The Phare Ponleu Selpak people have been busy, with a range of international tours and appearances scheduled over the next four months – but there’s also a special delight in store for Siem Reap audiences.
Galaxy Khmer Project – the circus meets Cambodian Space Project extravaganza – is going to Berlin and Norway in January 2014. But before that, Reapers will be able to see it for themselves when it comes to Phare, The Cambodian Circus on December 21 and 22.
“The project is a unique collaboration between art director Michael Laub, psychedelic rock band The Cambodian Space Project, the German director Mark Eberle and musicians and dancers of Phare Ponleu Selpak in Battambang,” says Huot Dara, the Phare Siem Reap co-director.
“It is a dynamic, charismatic and insightful journey through the music and sounds of Khmer rock and roll history. At the centre, a diva illuminates the story through song and dance, channeling the divas of old.”
Cambodian Space Project will be supported on stage by Phare musicians playing traditional instruments, as well as dancers accompanying the songs. There will also be film projections of archive footage and film shot of circus artists performing at Phare Ponleu Selpak.
Also, in the short term, spooky new show Chills, a ghost story about Cambodian culture and belief in the afterlife will open in Siem Reap on October 1, fittingly, just in time for Pchum Ben.
Huot says, “It’s about ghosts haunting villagers, mainly the youth at night. They have a fun adventure the next day at school pretending to be ghosts, scaring each other using impressive acrobatic and other circus skills.”
Also, over the coming months, the theatre and circus school is taking shows to Japan, France, Portugal, Germany and Norway.
Artists from the theatre side of the school are already in France for The Terrible but Unfinished Story of Norodom Sihanouk, King of Cambodia, a Khmer language adaptation of Hélène Cixous’s 1985 play which, according to Phare’s press material, explores “a difficult page in Cambodia’s history.” Even longer than the title is the duration: seven hours, Despite its length, Huot Dara says the play has been well-received. It’s already a sell-out and has been known to move audiences to tears.

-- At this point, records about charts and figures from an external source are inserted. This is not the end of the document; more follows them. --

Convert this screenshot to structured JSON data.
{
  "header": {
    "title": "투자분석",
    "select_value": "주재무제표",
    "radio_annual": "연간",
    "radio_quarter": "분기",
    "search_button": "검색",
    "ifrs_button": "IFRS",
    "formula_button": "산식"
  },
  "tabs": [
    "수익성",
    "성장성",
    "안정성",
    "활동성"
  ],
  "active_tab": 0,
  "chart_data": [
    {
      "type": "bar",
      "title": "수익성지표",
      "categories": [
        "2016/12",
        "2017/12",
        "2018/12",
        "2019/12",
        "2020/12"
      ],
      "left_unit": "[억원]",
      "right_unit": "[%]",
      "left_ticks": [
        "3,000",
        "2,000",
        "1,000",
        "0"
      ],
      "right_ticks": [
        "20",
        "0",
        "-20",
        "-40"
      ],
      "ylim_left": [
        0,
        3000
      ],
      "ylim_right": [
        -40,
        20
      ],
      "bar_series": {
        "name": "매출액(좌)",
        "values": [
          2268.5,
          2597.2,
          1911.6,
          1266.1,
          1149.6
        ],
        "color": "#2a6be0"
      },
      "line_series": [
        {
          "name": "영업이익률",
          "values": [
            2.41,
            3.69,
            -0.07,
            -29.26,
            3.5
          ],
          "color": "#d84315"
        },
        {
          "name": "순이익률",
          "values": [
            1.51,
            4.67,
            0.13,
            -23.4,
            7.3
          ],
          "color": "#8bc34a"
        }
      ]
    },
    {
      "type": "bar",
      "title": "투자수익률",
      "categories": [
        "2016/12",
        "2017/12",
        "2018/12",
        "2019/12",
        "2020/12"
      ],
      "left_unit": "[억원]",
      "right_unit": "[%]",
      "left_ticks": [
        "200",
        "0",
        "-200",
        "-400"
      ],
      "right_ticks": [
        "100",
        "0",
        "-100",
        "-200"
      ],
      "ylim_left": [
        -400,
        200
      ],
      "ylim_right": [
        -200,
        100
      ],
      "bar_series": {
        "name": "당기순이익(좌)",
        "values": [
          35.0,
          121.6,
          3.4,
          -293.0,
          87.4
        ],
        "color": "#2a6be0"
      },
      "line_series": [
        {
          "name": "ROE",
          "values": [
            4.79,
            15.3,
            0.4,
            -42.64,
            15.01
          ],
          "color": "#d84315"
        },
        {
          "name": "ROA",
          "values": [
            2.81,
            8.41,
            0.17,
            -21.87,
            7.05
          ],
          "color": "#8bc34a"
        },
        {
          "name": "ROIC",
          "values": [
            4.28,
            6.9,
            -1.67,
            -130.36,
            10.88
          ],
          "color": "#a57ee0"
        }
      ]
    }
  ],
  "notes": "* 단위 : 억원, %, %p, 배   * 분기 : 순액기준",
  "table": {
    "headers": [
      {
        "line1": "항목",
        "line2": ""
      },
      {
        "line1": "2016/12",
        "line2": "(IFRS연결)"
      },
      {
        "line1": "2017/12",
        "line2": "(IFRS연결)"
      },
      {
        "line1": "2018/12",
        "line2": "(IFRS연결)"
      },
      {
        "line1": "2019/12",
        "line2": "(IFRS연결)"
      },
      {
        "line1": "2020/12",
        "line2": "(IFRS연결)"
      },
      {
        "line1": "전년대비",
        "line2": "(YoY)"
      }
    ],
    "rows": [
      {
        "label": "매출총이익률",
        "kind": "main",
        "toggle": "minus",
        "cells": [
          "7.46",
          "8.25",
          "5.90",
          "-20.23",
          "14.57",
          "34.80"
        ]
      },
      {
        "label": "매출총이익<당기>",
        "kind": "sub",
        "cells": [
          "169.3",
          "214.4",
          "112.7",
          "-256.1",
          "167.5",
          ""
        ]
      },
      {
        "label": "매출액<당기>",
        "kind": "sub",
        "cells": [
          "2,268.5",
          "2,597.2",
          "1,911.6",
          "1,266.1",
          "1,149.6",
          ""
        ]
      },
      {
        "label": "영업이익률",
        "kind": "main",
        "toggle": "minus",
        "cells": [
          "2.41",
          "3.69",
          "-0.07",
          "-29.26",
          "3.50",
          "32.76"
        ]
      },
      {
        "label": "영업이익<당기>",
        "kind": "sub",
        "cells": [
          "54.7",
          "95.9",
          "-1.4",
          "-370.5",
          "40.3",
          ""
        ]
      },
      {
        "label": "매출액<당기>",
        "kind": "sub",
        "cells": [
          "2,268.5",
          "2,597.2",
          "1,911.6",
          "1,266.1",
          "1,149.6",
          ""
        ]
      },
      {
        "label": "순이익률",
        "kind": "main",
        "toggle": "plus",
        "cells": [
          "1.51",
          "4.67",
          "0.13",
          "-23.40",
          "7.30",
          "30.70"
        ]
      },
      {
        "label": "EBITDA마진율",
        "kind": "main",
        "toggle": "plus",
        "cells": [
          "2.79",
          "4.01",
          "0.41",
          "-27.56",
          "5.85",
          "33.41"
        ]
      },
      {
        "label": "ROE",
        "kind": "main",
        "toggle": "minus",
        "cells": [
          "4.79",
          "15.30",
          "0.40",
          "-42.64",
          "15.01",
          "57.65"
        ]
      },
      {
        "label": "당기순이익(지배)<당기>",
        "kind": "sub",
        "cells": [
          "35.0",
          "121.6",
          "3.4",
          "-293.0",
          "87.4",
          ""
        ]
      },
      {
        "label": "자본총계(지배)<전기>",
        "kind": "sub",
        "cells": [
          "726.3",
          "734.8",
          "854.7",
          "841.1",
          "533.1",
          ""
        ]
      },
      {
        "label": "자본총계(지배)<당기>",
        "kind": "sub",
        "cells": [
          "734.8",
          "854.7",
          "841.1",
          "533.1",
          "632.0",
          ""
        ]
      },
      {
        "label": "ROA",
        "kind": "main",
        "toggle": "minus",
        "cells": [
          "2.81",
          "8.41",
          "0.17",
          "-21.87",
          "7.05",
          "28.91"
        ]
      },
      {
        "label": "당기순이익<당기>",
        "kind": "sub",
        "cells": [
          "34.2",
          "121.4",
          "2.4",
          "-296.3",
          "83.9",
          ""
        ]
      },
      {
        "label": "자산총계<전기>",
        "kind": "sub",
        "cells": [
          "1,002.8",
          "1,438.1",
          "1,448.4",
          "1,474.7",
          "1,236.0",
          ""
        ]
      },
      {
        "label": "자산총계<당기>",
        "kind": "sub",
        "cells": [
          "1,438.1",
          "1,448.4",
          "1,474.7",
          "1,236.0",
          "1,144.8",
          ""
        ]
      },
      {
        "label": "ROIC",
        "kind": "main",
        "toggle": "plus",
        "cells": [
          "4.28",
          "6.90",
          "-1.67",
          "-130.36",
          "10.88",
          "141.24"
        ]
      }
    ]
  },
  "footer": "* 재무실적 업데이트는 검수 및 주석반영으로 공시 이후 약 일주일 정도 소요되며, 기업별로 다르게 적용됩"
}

“It is a co-production between Le Théâtre du Soleil and Phare Ponleu Selpak,” says Huot. “In 2011 artists toured the first part of the play, in 2012 and 2013 they worked on the second part. Now they have finished the whole story and it became seven hours in length. I have heard that many people cry during the show, those who know Cambodia.”
There are 30 actors in the play, each of them taking on three or four different roles, and the play is performed in Khmer with French and English subtitles.
Having opened on September 19 with three performances in Lisbon, the troupe has now moved to France taking in Limoges, Paris, Lyon and Valence. They will finish up in Toulouse on November 23.
Huot says the troupe would like to be able to perform the play in Cambodia, but as of yet have not received the authorisation to do so, due to the political nature of the story.
This month Phare is also taking a circus show, My Village, to Japan. The show, about a Cambodian village, will be performed in Little World theme park in Inuyama city, Aichi Prefecture for three months.
“It is a special production created for Japan with the purpose of introducing Cambodian culture and arts to a wider audience,” says Huot. “Little World is a big park on a mountain, and the artists will perform almost every day a few times a day.”